Deals are expected to include Chinese investments to upgrade rail links between the neighbours, which would include grants, though the volume and terms of possible loans are not clear.
Boosting transport links would allow Vietnam to export more to China, especially farm products, while Beijing wants to further integrate the country’s north with its southern supply chain networks.
Chinese firms have moved some operations to Vietnam quicker this year than before the COVID-19 pandemic, looking to be closer to Western clients there, lower risks from U.S.-China trade tension and cut exposure to China’s weakened economy.
Stronger rail networks would speed import of components from China for assembly in Vietnam, effectively expanding China’s Belt and Road Initiative (BRI).
In his op-ed piece, Xi called for faster co-operation on building infrastructure.
China has pushed to include Vietnam in its Digital Silk Road, which may entail investments for new undersea optical fibre cables, the 5G network and other telecoms infrastructure.

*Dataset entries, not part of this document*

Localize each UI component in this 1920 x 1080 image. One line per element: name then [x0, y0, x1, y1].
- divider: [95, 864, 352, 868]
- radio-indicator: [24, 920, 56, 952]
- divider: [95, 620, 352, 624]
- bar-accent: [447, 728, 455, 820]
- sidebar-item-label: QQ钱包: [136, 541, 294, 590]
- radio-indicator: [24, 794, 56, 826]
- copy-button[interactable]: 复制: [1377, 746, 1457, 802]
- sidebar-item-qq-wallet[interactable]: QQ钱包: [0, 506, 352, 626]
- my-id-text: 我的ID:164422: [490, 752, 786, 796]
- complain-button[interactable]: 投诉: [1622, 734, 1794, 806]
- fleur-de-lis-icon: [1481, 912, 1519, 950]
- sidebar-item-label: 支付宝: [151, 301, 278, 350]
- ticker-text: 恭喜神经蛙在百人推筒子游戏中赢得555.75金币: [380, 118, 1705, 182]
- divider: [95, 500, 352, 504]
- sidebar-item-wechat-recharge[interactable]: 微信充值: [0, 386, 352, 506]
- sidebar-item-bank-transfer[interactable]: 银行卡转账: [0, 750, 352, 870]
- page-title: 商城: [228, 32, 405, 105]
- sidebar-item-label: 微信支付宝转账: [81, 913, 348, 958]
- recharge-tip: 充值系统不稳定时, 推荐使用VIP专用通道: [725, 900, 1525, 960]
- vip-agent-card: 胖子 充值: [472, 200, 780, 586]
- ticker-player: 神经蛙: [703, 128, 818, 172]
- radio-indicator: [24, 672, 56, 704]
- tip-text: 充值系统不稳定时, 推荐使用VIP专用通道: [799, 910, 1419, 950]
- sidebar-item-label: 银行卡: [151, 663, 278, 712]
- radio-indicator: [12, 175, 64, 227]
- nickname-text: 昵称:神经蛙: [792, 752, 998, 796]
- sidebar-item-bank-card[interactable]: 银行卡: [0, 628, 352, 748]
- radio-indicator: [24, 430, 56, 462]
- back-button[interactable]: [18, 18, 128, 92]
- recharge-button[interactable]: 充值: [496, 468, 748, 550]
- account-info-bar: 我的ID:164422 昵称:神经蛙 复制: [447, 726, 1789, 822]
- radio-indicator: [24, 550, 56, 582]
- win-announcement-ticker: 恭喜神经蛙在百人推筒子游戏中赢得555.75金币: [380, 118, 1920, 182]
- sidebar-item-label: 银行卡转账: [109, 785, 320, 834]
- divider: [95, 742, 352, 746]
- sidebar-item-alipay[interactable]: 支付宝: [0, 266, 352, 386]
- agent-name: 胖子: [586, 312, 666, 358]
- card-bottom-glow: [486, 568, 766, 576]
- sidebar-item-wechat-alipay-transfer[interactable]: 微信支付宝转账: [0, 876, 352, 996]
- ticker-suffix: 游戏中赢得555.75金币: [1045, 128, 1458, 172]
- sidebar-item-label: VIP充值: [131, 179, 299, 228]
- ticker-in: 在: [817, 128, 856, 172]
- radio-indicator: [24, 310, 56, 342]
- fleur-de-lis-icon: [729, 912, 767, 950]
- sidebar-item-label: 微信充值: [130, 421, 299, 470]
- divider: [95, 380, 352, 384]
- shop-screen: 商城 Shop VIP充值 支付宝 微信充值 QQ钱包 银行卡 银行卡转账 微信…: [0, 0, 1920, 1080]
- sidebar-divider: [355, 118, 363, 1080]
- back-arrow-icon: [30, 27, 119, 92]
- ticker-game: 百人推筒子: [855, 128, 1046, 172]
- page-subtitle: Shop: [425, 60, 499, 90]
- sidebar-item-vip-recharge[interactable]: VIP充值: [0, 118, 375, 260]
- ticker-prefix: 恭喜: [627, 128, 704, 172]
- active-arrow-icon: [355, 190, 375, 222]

Although the Hanoi metro is Vietnam’s only project to have received BRI loans, it has not been labelled as such in a country where anti-Chinese sentiment is still widespread enough that such moves could be viewed as getting too close to Beijing.
Xi urged wider co-operation on security, connectivity, green energy and critical minerals, in a reference to the rare earths, of which China is the world’s leading refiner while Vietnam has the second largest estimated reserves after its neighbour.